The combat all follows the same rules: tap the button to do things quickly, or hold it down to charge up the sword, manually aim the gun or unleash more powerful magic attacks. "It's important that you feel it's super-accessible," says Molyneux, "but also that it's incredibly deep so if you're a gamer you feel there's a lot to get out of it." A bit later he shows us some of that depth, moving out of a powerful sword attack to fire the gun behind him in a smooth double-kill action, sending a frog-headed lizard dwarf thing flying in slow motion. "I will get more experience for doing that," he points out. There are co-operative elements to the combat as well, making it worthwhile to coordinate rather than hacking away separately.
Another new button is the "lookout trigger", which works a bit like Gears of War's Y-button. Whenever it flashes and you press it, the third-person camera changes position to highlight the most interesting thing nearby. In our demo, it's a pair of enemies chatting round the corner. Molyneux points out that apart from this, the interface is pretty sparse - largely, it would seem, because a lot of the more obvious gamey things have been rolled up into the world. Why bother with an alert indicator, for instance, when you can just have the dog growl?
As with the first game, everything has consequences. If you choose to be a woman, you have to carry and give birth to your child, which cuts into your adventuring. If you use the game's 'emotes' excessively, it affects perception of you. And as ever, while there is a plot (Molyneux bites his tongue to avoid spoiling it, but does insist that it will "push your morality to the limits"), you're not fenced in. To demonstrate this, he actually hops a nearby fence bordering the farmland you shared with your dead spouse, and starts mucking about in a ditch.
"At the moment, the story is just part of the Fable world. When you finish, the credits roll, but you're free to wander around. You can end up buying everything in the world; every house and every castle. That's a whole mini-game of exploration in itself, because everything works in simulation; if you buy and sell in a certain region, it will affect the house prices."
On top of that, Fable 2 has "got all the normal things you'd expect from a sequel". The world's "ten times larger", with 12 free-roaming above-ground regions and "something like 30" underground ones, plus, "I dunno, 100 more swords, and 200 more pieces of clothing, and all of them are augmentable and there's jewellery and all that stuff - blah blah blah. On the list goes." (Although it might end up being less - let's face it, morale in that part of the office just took a hit.)

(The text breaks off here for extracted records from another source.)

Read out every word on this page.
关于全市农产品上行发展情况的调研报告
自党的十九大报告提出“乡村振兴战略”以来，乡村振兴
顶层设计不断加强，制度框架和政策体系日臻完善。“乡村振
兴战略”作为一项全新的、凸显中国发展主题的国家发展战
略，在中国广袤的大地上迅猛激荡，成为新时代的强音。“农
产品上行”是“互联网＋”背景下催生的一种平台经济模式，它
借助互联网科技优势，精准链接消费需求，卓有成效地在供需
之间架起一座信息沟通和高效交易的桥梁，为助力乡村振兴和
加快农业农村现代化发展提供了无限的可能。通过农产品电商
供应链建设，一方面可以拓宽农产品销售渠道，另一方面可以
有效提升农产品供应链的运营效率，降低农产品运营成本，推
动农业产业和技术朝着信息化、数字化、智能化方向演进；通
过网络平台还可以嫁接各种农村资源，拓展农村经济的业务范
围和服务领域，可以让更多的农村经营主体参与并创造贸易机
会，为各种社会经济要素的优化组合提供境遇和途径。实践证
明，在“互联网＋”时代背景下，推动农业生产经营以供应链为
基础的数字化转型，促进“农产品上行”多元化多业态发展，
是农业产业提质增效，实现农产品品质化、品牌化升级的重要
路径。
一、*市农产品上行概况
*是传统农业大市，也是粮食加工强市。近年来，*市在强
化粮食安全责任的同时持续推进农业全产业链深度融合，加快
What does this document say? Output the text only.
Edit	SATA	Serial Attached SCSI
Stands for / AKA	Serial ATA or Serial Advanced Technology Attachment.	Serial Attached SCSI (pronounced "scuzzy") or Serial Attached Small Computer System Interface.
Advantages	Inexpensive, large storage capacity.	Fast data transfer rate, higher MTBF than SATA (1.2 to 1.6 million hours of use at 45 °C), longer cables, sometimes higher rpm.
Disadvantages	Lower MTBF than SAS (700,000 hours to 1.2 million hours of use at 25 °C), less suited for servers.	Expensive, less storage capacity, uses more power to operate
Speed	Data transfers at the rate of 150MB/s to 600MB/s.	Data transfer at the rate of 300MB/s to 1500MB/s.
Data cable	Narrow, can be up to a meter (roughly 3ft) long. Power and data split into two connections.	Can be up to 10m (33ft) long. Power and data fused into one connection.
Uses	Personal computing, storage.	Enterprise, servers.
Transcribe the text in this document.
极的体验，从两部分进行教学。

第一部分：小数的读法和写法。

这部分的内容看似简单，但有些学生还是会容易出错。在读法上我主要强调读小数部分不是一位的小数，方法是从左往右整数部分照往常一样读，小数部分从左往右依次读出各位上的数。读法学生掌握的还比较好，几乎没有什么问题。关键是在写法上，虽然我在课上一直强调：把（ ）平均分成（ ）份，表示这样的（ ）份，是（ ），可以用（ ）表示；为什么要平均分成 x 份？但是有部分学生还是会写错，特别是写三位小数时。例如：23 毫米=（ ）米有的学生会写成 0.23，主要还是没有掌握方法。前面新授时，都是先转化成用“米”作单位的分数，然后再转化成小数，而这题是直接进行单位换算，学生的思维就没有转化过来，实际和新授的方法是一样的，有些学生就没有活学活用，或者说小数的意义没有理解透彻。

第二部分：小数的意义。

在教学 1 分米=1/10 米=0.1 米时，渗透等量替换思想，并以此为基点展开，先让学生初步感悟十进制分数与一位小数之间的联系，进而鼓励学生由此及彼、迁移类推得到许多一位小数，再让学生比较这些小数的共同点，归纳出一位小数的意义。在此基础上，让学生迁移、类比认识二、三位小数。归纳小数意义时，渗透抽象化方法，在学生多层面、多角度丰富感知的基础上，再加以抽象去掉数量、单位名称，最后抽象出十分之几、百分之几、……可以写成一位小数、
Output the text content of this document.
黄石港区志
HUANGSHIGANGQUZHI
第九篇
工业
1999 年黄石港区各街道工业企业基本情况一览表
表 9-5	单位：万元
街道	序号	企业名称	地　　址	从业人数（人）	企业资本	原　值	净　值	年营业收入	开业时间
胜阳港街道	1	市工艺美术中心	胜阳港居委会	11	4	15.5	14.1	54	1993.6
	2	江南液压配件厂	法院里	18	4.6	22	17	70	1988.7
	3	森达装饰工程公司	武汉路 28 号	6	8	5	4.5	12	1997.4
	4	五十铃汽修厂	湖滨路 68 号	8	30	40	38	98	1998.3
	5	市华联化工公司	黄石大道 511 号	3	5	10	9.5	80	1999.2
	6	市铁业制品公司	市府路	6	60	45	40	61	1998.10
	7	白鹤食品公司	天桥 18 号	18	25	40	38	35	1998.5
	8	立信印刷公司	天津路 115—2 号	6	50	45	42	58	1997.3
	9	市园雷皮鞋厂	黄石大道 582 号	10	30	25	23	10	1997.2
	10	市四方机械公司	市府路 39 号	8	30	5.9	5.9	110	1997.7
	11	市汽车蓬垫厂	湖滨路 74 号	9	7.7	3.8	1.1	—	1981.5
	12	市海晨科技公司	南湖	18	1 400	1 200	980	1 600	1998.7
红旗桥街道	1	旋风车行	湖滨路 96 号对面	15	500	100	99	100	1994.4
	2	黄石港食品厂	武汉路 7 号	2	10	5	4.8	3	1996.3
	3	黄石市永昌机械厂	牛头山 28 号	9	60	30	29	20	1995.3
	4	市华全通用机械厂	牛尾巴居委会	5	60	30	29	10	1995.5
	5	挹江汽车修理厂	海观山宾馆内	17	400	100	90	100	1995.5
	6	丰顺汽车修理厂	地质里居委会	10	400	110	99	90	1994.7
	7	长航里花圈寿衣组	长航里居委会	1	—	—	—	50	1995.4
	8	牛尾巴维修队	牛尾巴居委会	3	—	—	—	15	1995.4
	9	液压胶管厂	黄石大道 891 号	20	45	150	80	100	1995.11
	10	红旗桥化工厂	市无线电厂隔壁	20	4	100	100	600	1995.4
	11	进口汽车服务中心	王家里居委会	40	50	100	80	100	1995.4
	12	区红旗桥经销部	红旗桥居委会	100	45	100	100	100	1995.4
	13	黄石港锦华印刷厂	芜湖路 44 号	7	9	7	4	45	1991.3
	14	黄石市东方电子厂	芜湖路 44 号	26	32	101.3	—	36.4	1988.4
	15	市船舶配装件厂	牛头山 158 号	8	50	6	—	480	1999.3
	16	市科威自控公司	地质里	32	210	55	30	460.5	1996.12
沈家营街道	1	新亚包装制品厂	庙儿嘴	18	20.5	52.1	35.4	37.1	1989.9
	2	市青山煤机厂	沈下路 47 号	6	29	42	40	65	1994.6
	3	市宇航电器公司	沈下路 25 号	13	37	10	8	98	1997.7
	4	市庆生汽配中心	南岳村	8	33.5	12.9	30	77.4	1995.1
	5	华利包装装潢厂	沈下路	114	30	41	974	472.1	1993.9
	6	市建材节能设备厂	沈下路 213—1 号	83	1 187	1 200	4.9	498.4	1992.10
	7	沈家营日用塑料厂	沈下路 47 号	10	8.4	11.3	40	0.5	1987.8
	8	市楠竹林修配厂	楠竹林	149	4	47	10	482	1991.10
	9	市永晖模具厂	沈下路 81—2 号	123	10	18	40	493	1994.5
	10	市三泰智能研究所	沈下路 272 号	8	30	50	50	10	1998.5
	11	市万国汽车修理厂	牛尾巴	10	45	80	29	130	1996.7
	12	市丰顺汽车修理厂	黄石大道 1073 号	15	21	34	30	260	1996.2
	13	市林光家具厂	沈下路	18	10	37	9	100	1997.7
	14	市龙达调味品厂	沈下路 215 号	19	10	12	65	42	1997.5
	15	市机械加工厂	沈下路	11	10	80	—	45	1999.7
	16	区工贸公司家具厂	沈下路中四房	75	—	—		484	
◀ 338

Anyway, our time in Molyneux's company is about up, and so we reach the point where we came in: Josh blowing his husband's head off. Just prior to this, as the female avatar and her murderous accomplice enter the lush meadow adjoining the farmland Molyneux owns, his son rushes towards him. "Mum - I thought you'd never come back," he gor-blimeys. "Don't ever leave us alone again." "That's so sad," says Molyneux, sounding soppy. "I'm going to be an adventurer when I grow up," says his son, "and I'll have a dog just like you." All this time, Molyneux is saying, "yes, yes..." wistfully. He loves this world. These people are more to him than toys, there to be shot to amuse journalists. He snaps out of it.
"So I think it's looking pretty cool. It's going to be out this year - holiday season this year. It's really ambitious, there's a lot of stuff in there. There's a lot of freedom in there, and co-oping ends up being much, much bigger for role-playing than any other feature we could have put in." He's not wrong - when you murder someone's creation, you're crossing a line that very few games have really established. Conceptually, it's somewhere close to the idea of taking down massive spaceships in EVE Online; the grief you cause is palpable, with actual, real life consequences, and not just the in-game ones for which Fable's recognised. We can understand why Molyneux wells up about it. Fable 2 is sort of emotional.
Providing, of course, that all this makes it in. We hope it does.
Fable 2 is due out exclusively on Xbox 360 this year.